Although a child can tell the difference between a chimp and a man, identifying the specific DNA mutations that make us human is one of the greatest challenges of biology. The genomic sequence is approximately 3 billion letters long, with millions of mutations and rearrangements specific to humans. Using computational algorithms to compare our DNA to that of chimpanzees, other mammals, and Neanderthal and Denisovan fossils, we learned that the human genome did not evolve especially fast. Instead, it seems that a few mutations in critical places had big effects. Most of these “Human Accelerated Regions” are not genes, and science has no clue to their function when they were discovered a decade ago. New techniques in stem cell biology, genome editing, and high-throughput molecular biology are allowing us to discover the functions of the fastest evolving regions of the human genome and dissect how individual DNA mutations altered these functions to make us human. Dr. Katherine Pollard is a Senior Investigator at the Gladstone Institutes and Professor of Biostatistics and Human Genetics at the University of California, San Francisco. Dr. Pollard’s lab develops statistical and computational methods for the analysis of massive biological datasets, with an emphasis on evolutionary genomics of humans and the human microbiota. She pioneered the comparative genomic approach to scan genomes of related species to identify regions that are evolving with different rates or patterns in a particular lineage. Using this technique, her lab identified the fastest evolving regions in the human genome and in the DNA of many living and ancestral species.

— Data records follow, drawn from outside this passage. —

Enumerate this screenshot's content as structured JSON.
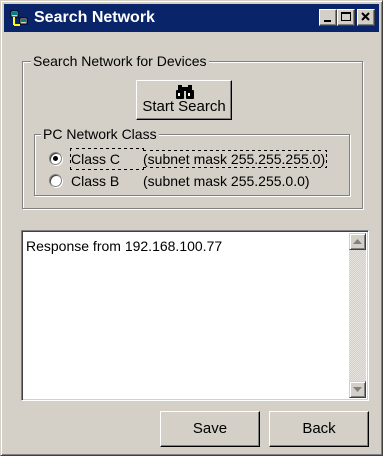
{
  "window": {
    "title": "Search Network",
    "icons": {
      "app": "network-app-icon",
      "minimize": "minimize-icon",
      "maximize": "maximize-icon",
      "close": "close-icon"
    }
  },
  "search_group": {
    "label": "Search Network for Devices",
    "start_button": {
      "label": "Start Search",
      "icon": "binoculars-icon"
    }
  },
  "class_group": {
    "label": "PC Network Class",
    "options": [
      {
        "name": "Class C",
        "detail": "(subnet mask 255.255.255.0)",
        "selected": true
      },
      {
        "name": "Class B",
        "detail": "(subnet mask 255.255.0.0)",
        "selected": false
      }
    ]
  },
  "results": {
    "lines": [
      "Response from 192.168.100.77"
    ]
  },
  "buttons": {
    "save": "Save",
    "back": "Back"
  },
  "colors": {
    "titlebar": "#0a246a",
    "face": "#d4d0c8",
    "list_bg": "#ffffff"
  }
}
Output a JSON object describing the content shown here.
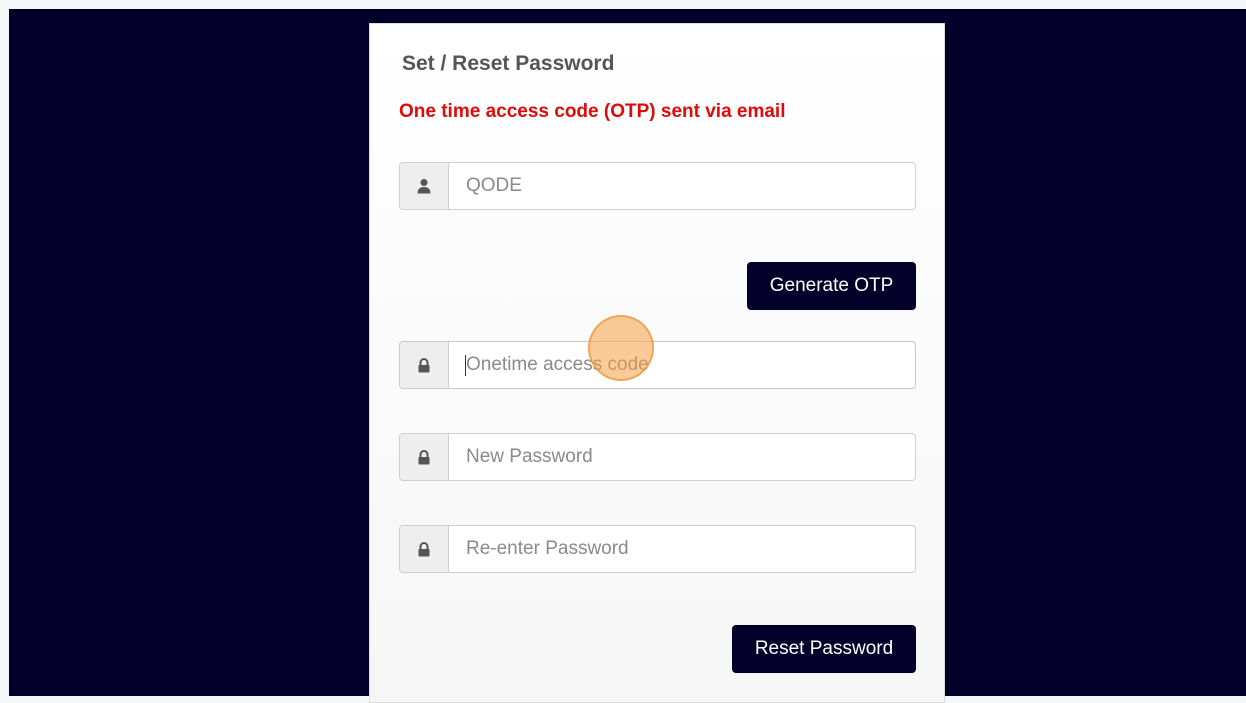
{
  "form": {
    "title": "Set / Reset Password",
    "notice": "One time access code (OTP) sent via email",
    "username": {
      "placeholder": "QODE",
      "icon": "user-icon"
    },
    "generate_otp_label": "Generate OTP",
    "otp": {
      "placeholder": "Onetime access code",
      "icon": "lock-icon"
    },
    "new_password": {
      "placeholder": "New Password",
      "icon": "lock-icon"
    },
    "reenter_password": {
      "placeholder": "Re-enter Password",
      "icon": "lock-icon"
    },
    "reset_label": "Reset Password"
  },
  "colors": {
    "backdrop": "#03002a",
    "button": "#03002a",
    "notice": "#e00a0a",
    "click_indicator": "#f5a046"
  }
}
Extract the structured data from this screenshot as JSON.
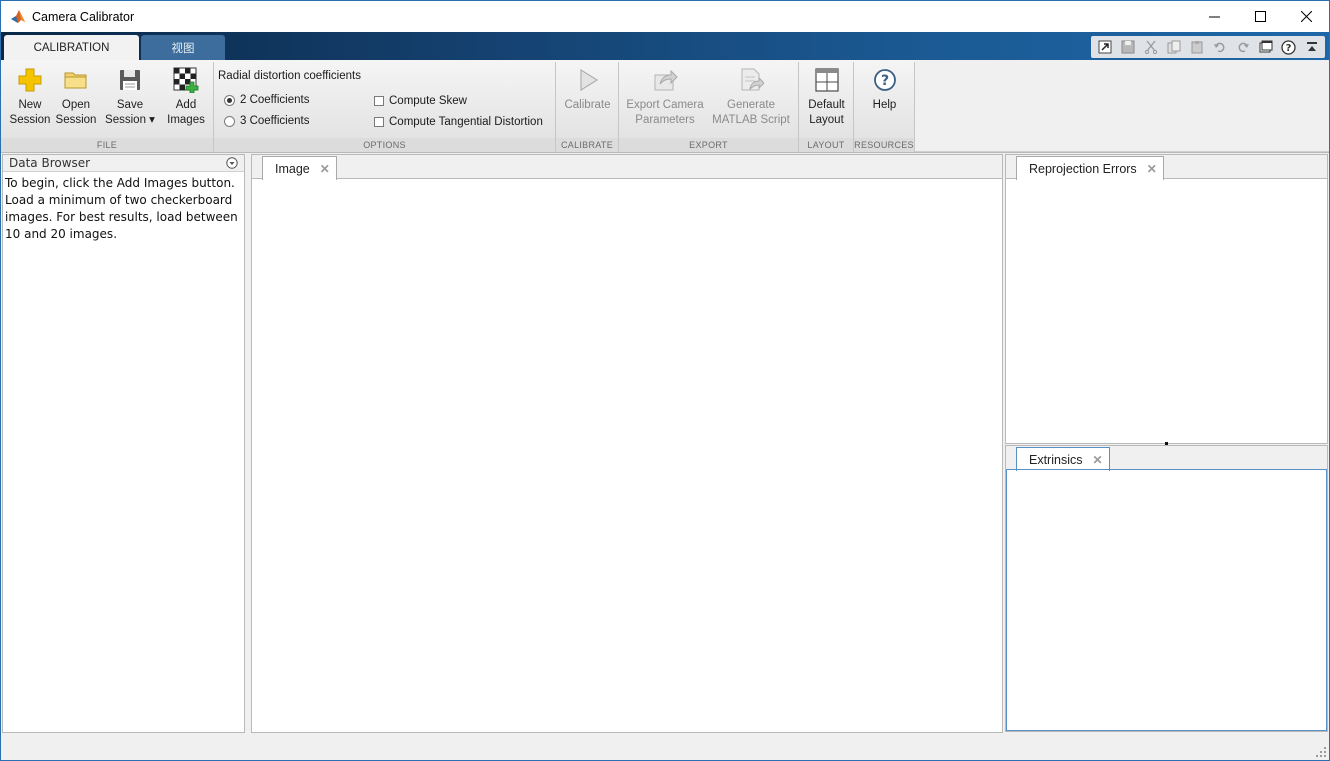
{
  "window": {
    "title": "Camera Calibrator"
  },
  "ribbon_tabs": [
    {
      "label": "CALIBRATION",
      "active": true
    },
    {
      "label": "视图",
      "active": false
    }
  ],
  "quick_access": [
    "dock-icon",
    "save-icon",
    "cut-icon",
    "copy-icon",
    "paste-icon",
    "undo-icon",
    "redo-icon",
    "window-icon",
    "help-icon",
    "collapse-icon"
  ],
  "ribbon": {
    "file": {
      "label": "FILE",
      "new_session": "New\nSession",
      "open_session": "Open\nSession",
      "save_session": "Save\nSession ▾",
      "add_images": "Add\nImages"
    },
    "options": {
      "label": "OPTIONS",
      "radial_title": "Radial distortion coefficients",
      "radio_2": "2 Coefficients",
      "radio_3": "3 Coefficients",
      "skew": "Compute Skew",
      "tangential": "Compute Tangential Distortion"
    },
    "calibrate": {
      "label": "CALIBRATE",
      "button": "Calibrate"
    },
    "export": {
      "label": "EXPORT",
      "export_params": "Export Camera\nParameters",
      "generate_script": "Generate\nMATLAB Script"
    },
    "layout": {
      "label": "LAYOUT",
      "default_layout": "Default\nLayout"
    },
    "resources": {
      "label": "RESOURCES",
      "help": "Help"
    }
  },
  "data_browser": {
    "title": "Data Browser",
    "message": "To begin, click the Add Images button. Load a minimum of two checkerboard images. For best results, load between 10 and 20 images."
  },
  "documents": {
    "image": "Image",
    "reprojection": "Reprojection Errors",
    "extrinsics": "Extrinsics"
  },
  "colors": {
    "tabstrip_dark": "#0a2746",
    "tabstrip_light": "#1d67a8",
    "accent_blue": "#2a6fb0",
    "add_icon_yellow": "#f5c400"
  }
}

This lecture is sponsored by The Leakey Foundation.

World Trekkers – Thailand
Friday, Nov. 13
6:30 – 8:30 p.m.
Last World Trekkers of the year! Featuring traditional Muay Thai boxing performances by Houston Muay Thai, Thai themed painting with Young Picassos, photo ops, a living Buddha statue, exotic animals, arts & crafts, food trucks and more, you don’t need a plane ticket to visit Thailand this year! Our World Trekkers program is a series of cultural festivals for the whole family. Buy tickets now!

World Trekkers generously underwritten by GDF Suez Energy Resources.

Cookies with Santa and Event Kickoff
HMNS at Sugar Land
Saturday Nov. 14
10 a.m. – 1 p.m.
The event kicks off with our family friendly Cookies with Santa, Saturday, November 14. It’s your first chance to view the trees and catch Santa during an early holiday visit to Sugar Land. Be sure to bring your camera to snap some candids!